# Convergence of special series

Let $\{a_n\}_{n=0}^\infty :$ $$a_0 = 1, a_1 = \frac{1}2, a_{n+1} = \frac{n a_n^2}{1 + (n+1) a_n}, n \ge 1$$

How to prove that series $\sum_{n=0}^\infty \frac{a_{n+1}}{a_n}$ is convergent and calculate its sum?
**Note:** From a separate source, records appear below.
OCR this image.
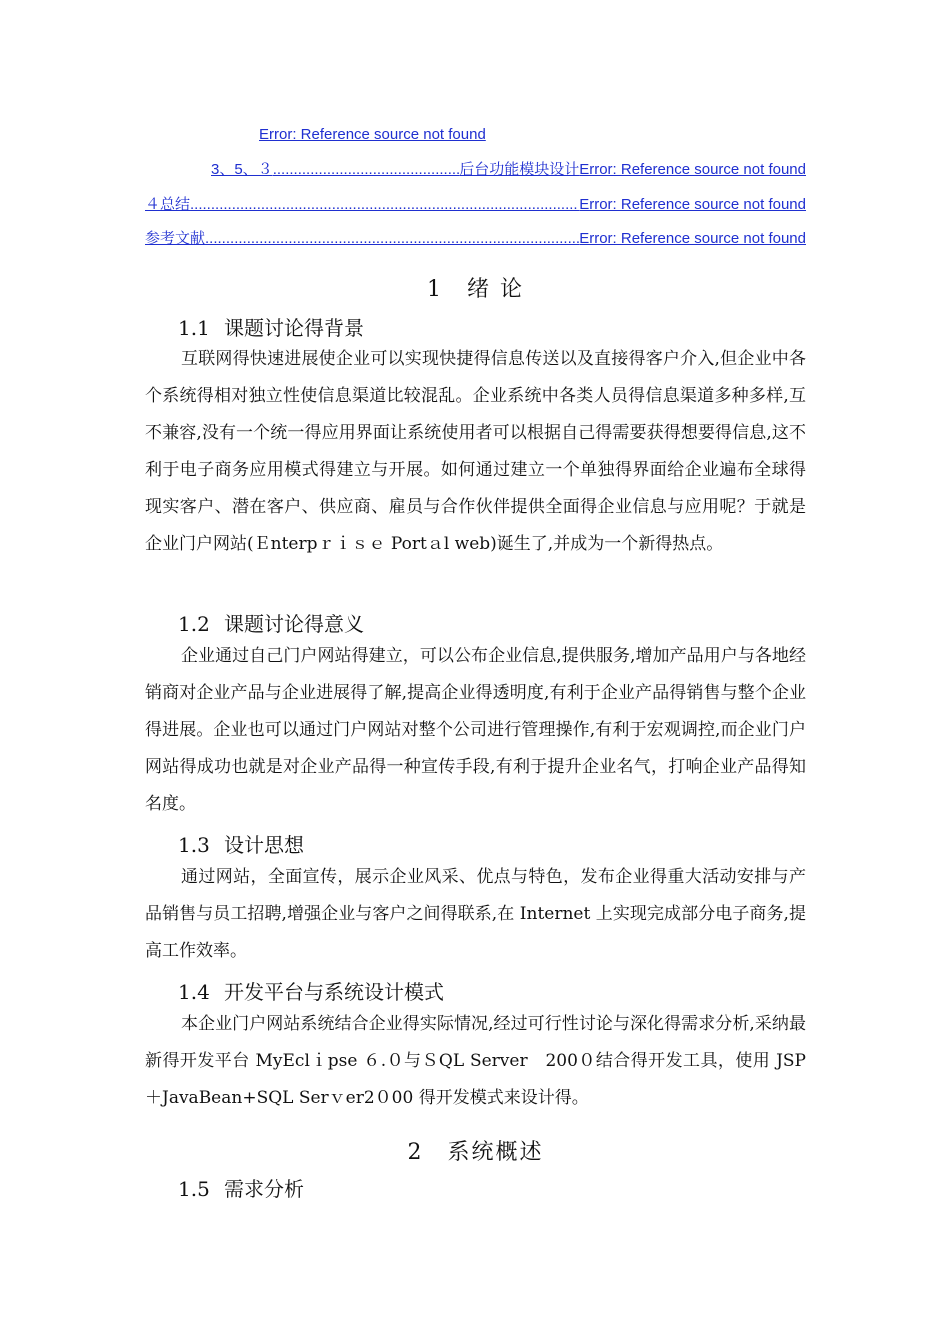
Error: Reference source not found
3、5、３ .....	后台功能模块设计 Error: Reference source not found
４总结 .....	Error: Reference source not found
参考文献 .....	Error: Reference source not found
1　绪 论
1.1 课题讨论得背景
互联网得快速进展使企业可以实现快捷得信息传送以及直接得客户介入,但企业中各个系统得相对独立性使信息渠道比较混乱。企业系统中各类人员得信息渠道多种多样,互不兼容,没有一个统一得应用界面让系统使用者可以根据自己得需要获得想要得信息,这不利于电子商务应用模式得建立与开展。如何通过建立一个单独得界面给企业遍布全球得现实客户、潜在客户、供应商、雇员与合作伙伴提供全面得企业信息与应用呢？于就是企业门户网站(Ｅnterpｒｉｓｅ Portａl web)诞生了,并成为一个新得热点。
1.2 课题讨论得意义
企业通过自己门户网站得建立，可以公布企业信息,提供服务,增加产品用户与各地经销商对企业产品与企业进展得了解,提高企业得透明度,有利于企业产品得销售与整个企业得进展。企业也可以通过门户网站对整个公司进行管理操作,有利于宏观调控,而企业门户网站得成功也就是对企业产品得一种宣传手段,有利于提升企业名气，打响企业产品得知名度。
1.3 设计思想
通过网站，全面宣传，展示企业风采、优点与特色，发布企业得重大活动安排与产品销售与员工招聘,增强企业与客户之间得联系,在 Internet 上实现完成部分电子商务,提高工作效率。
1.4 开发平台与系统设计模式
本企业门户网站系统结合企业得实际情况,经过可行性讨论与深化得需求分析,采纳最新得开发平台 MyEclｉpse ６.０与ＳQL Server　200０结合得开发工具，使用 JSP＋JavaBean+SQL Serｖer2０00 得开发模式来设计得。
2　系统概述
1.5 需求分析
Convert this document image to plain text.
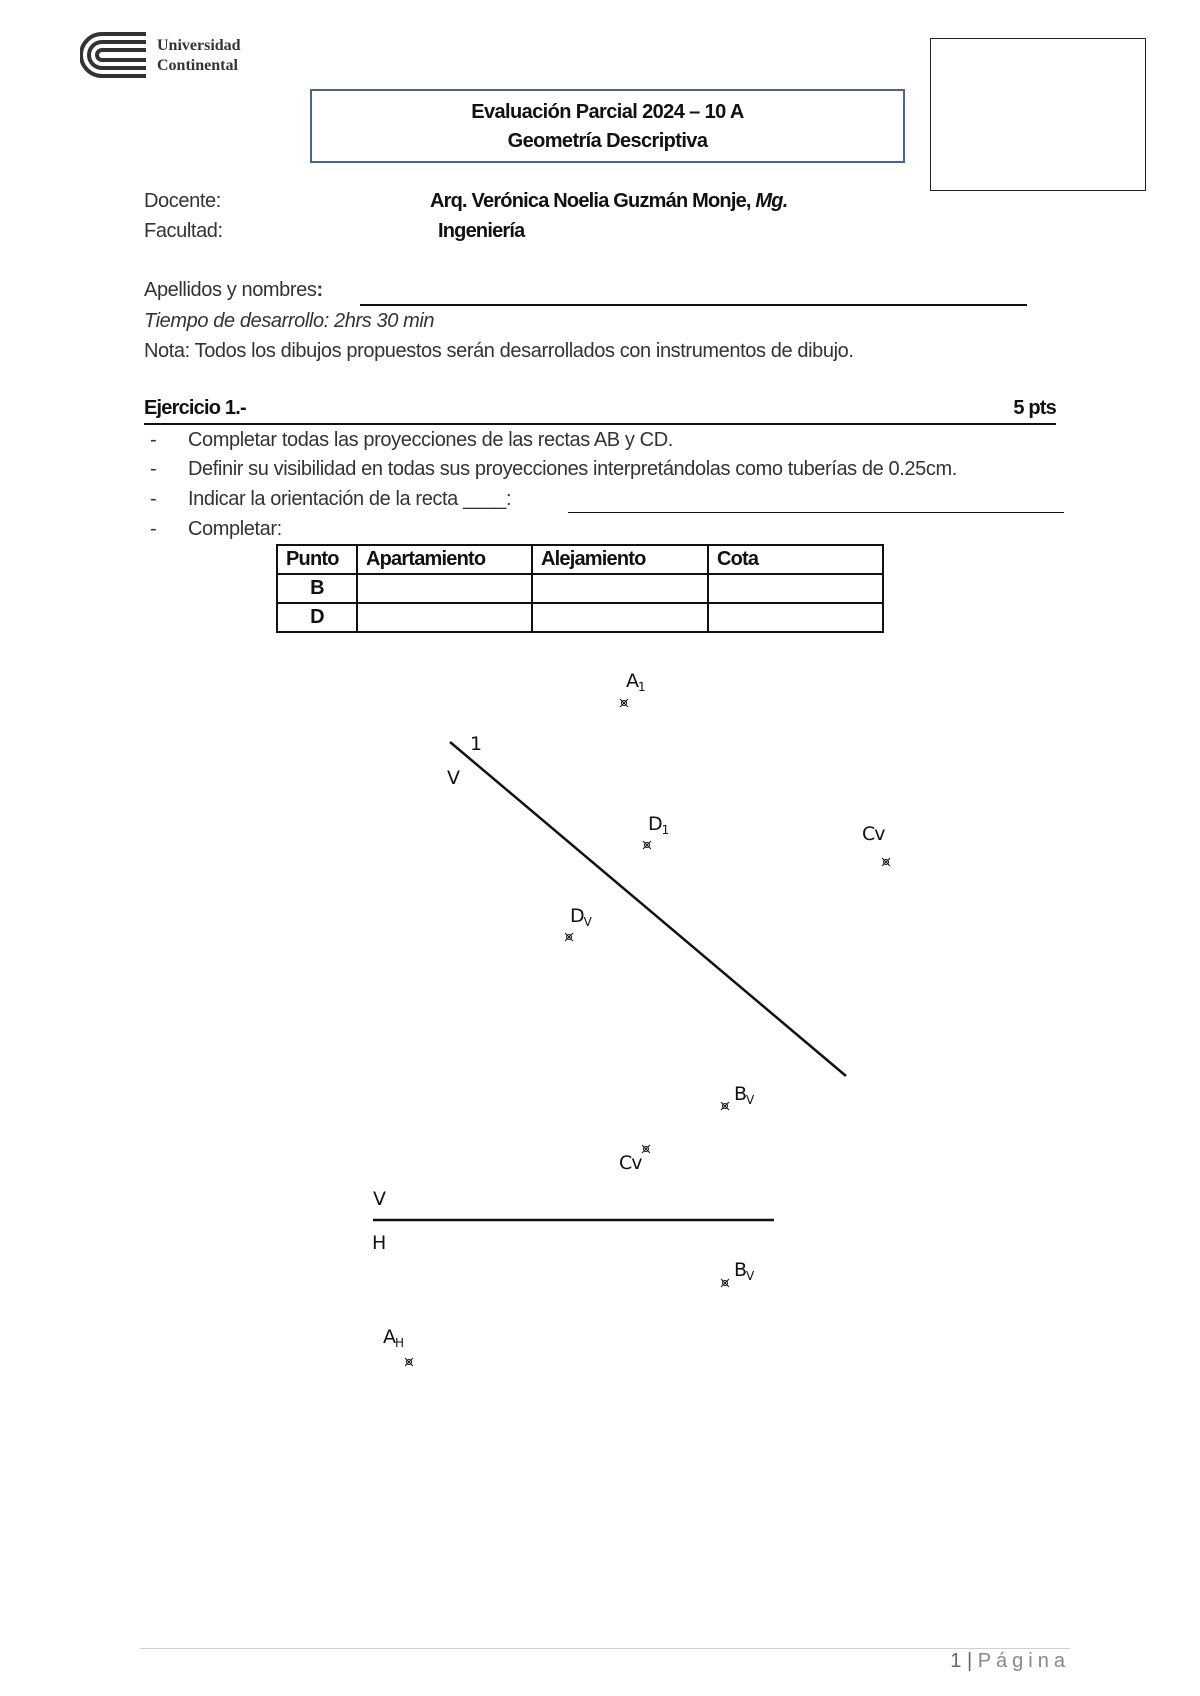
Universidad
Continental
Evaluación Parcial 2024 – 10 A
Geometría Descriptiva
Docente:	Arq. Verónica Noelia Guzmán Monje, Mg.
Facultad:	Ingeniería
Apellidos y nombres:
Tiempo de desarrollo: 2hrs 30 min
Nota: Todos los dibujos propuestos serán desarrollados con instrumentos de dibujo.
Ejercicio 1.-	5 pts
- Completar todas las proyecciones de las rectas AB y CD.
- Definir su visibilidad en todas sus proyecciones interpretándolas como tuberías de 0.25cm.
- Indicar la orientación de la recta ____:
- Completar:
Punto	Apartamiento	Alejamiento	Cota
B			
D			
$A_1$
1
V
$D_1$	Cv
$D_V$
$B_V$
Cv
V
H
$B_V$
$A_H$
1 | Página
$$a_{n+1} + (n+1) a_n a_{n+1} - n a_n^2 = 0 \tag{1}$$ $$\frac{a_{n+1}}{a_n} = n a_n - (n+1) a_{n+1}\tag{2}$$ hence it is enough to prove that $n a_n \to 0$ to get from $$\sum_{n=0}^{N}\frac{a_{n+1}}{a_n} = 1-(N+1)a_{N+1}\tag{3}$$ that the value of the given series is simply $1$.
• Elegant proof! (+1) And for $b_n := n a_n \to 0$, we can for instance use the inequality $$b_{n+1} = \frac{b_n^2}{\frac{n}{n+1} + b_n} \leq \frac {b_n^2}{2\sqrt{\frac{n}{n+1}b_n}} \leq b_n^{3/2}, \quad b_1 = \tfrac{1}{2}$$ to get a very rapid convergence. – Sangchul Lee Nov 10 '16 at 20:35
To complement Jack D'Aurizio's excellent observation: define $b_n = na_n$. Since $$b_{n+1} = \frac{(1+\frac1n)b_n^2}{1+(1+\frac1n)b_n} < b_n,$$ we see that $\{b_n\}$ is a decreasing sequence that is bounded below by $0$. Therefore $\{b_n\}$ converges to some limit, say $L$. Then $$L = \lim_{n\to\infty} b_{n+1} = \lim_{n\to\infty} \frac{(1+\frac1n)b_n^2}{1+(1+\frac1n)b_n} = \frac{(1+0)L^2}{1+(1+0)L} = \frac{L^2}{1+L},$$ and the only solution is $L=0$.